Erik has been working on integration this which has required some work under the hood but is compatible with any previous configurations for both roadwarrior connections and net-to-net connections.

Improved Cryptography

Cryptography is one of the foundations to a secure system. We have updated the distribution to use the latest version of the OpenSSL cryptography library (version 1.1.0). This comes with a number of new ciphers and major refacturing of the code base has been conducted.

With this change, we have decided to entirely deprecate SSLv3 and the web user interface will require TLSv1.2 which is also the default for many other services. We have configured a hardened list of ciphers which only uses recent algorithms and entirely removes broken or weak algorithms like RC4, MD5 and so on.

Please check before this update if you are relying on any of those, and upgrade your dependent systems.

Various packages in IPFire had to be patched to be able to use the new library. This major work was necessary to provide IPFire with the latest cryptography, migrate away from deprecated algorithms and take advantage of new technology. For example the ChaCha20-Poly1305 ciphersuite is available which performs faster on mobile devices.

The old version of the OpenSSL library (1.0.2) is still left in the system for compatibility reasons and will continue to be maintained by us for a short while. Eventually, this will be removed entirely, so please migrate any custom-built add-ons away from using OpenSSL 1.0.2.

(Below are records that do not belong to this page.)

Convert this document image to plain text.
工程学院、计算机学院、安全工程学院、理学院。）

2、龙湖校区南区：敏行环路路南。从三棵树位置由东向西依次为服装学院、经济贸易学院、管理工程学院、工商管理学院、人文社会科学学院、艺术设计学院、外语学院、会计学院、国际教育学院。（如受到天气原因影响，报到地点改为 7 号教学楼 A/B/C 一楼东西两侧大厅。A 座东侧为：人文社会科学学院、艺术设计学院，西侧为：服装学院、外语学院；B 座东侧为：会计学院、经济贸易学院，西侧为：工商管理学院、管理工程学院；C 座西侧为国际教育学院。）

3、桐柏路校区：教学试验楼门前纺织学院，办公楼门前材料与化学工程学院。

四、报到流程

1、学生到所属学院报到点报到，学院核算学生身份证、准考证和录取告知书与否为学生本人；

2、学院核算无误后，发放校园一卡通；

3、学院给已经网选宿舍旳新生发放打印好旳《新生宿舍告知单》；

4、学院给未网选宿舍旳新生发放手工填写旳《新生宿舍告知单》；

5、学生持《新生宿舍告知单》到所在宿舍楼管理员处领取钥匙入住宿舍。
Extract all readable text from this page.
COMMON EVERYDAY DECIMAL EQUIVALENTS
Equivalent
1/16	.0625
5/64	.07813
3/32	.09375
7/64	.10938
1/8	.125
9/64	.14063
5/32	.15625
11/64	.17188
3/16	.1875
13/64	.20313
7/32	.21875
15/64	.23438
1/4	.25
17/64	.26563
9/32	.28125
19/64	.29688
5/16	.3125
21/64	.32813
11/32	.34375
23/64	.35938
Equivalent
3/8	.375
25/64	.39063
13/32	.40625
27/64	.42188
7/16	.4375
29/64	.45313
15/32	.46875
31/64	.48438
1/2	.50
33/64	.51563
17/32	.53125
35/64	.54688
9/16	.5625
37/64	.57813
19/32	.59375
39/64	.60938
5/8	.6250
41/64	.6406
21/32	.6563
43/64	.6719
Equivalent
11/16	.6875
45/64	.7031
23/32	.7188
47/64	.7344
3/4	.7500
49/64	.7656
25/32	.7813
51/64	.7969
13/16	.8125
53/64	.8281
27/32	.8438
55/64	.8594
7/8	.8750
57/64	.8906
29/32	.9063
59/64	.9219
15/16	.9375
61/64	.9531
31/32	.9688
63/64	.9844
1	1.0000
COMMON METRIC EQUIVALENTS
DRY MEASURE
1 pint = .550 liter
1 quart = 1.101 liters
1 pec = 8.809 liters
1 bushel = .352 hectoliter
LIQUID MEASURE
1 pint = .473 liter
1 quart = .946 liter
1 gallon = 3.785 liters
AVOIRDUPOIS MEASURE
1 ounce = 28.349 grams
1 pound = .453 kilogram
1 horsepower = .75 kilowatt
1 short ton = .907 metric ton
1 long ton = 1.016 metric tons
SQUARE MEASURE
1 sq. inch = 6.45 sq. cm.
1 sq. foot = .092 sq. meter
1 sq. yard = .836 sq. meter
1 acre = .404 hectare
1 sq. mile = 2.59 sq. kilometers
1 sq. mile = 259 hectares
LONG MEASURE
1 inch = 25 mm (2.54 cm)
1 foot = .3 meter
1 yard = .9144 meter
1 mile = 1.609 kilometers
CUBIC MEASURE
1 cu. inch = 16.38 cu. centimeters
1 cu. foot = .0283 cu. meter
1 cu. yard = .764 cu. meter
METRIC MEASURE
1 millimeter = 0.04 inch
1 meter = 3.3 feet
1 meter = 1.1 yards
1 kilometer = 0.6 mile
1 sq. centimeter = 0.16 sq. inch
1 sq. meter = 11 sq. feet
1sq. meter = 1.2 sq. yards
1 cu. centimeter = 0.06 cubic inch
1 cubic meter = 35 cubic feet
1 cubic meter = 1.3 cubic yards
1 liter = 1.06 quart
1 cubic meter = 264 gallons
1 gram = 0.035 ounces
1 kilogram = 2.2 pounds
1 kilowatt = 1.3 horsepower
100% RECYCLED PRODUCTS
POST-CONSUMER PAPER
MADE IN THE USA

These add-ons have been updated: clamav 0.99.4, htop 2.1.0, krb5 1.15.2, ncat 7.60, nano 2.9.4, rsync 3.1.3, tor, wio 1.3.2

Michael Tremer

IPFire 2.19 - Core Update 119 is available for testing
by Michael Tremer, February 26

Hello Community,

it is time for another Core Update that updates the toolchain of the distribution as well as a number of smaller bug and security fixes. Therefore this update is another one of a series of general housekeeping updates to make IPFire better, faster and of course more secure!

Thanks for the people who contributed to this Core Update by submitting their patches and please help us to support everyone’s work with your donation!

Toolchain Updates

The toolchain is a collection of programs that is used to build the distribution. One of the most important one is the compiler GCC which has been updated to version 7.3.0 which mainly adds support for retpoline. This is needed to build protection against Spectre into newer kernels.

The main C library, glibc, has been updated to version 2.27 and brings various stability fixes, performance improvents and bug fixes.

Other toolchain packages that have been updated: binutils 2.30, ccache 3.4.1, diffutils 3.1.6, swig 3.0.12

Security-Relevant Changes



The following packages have been updated: asterisk 13.18.5, bacula 9.0.6, bwm-ng 0.6.1-f54b3fa, flac 1.3.2, haproxy 1.8.0, nginx 1.13.7, nut 2.7.4, openvmtools 10.2.0, postfix 3.2.4, powertop 2.9, sarg 2.3.11, stunnel 5.44

These packages have been dropped and will be removed with this Core Update: lcr, mysql which was very outdated and is not needed by any add-ons.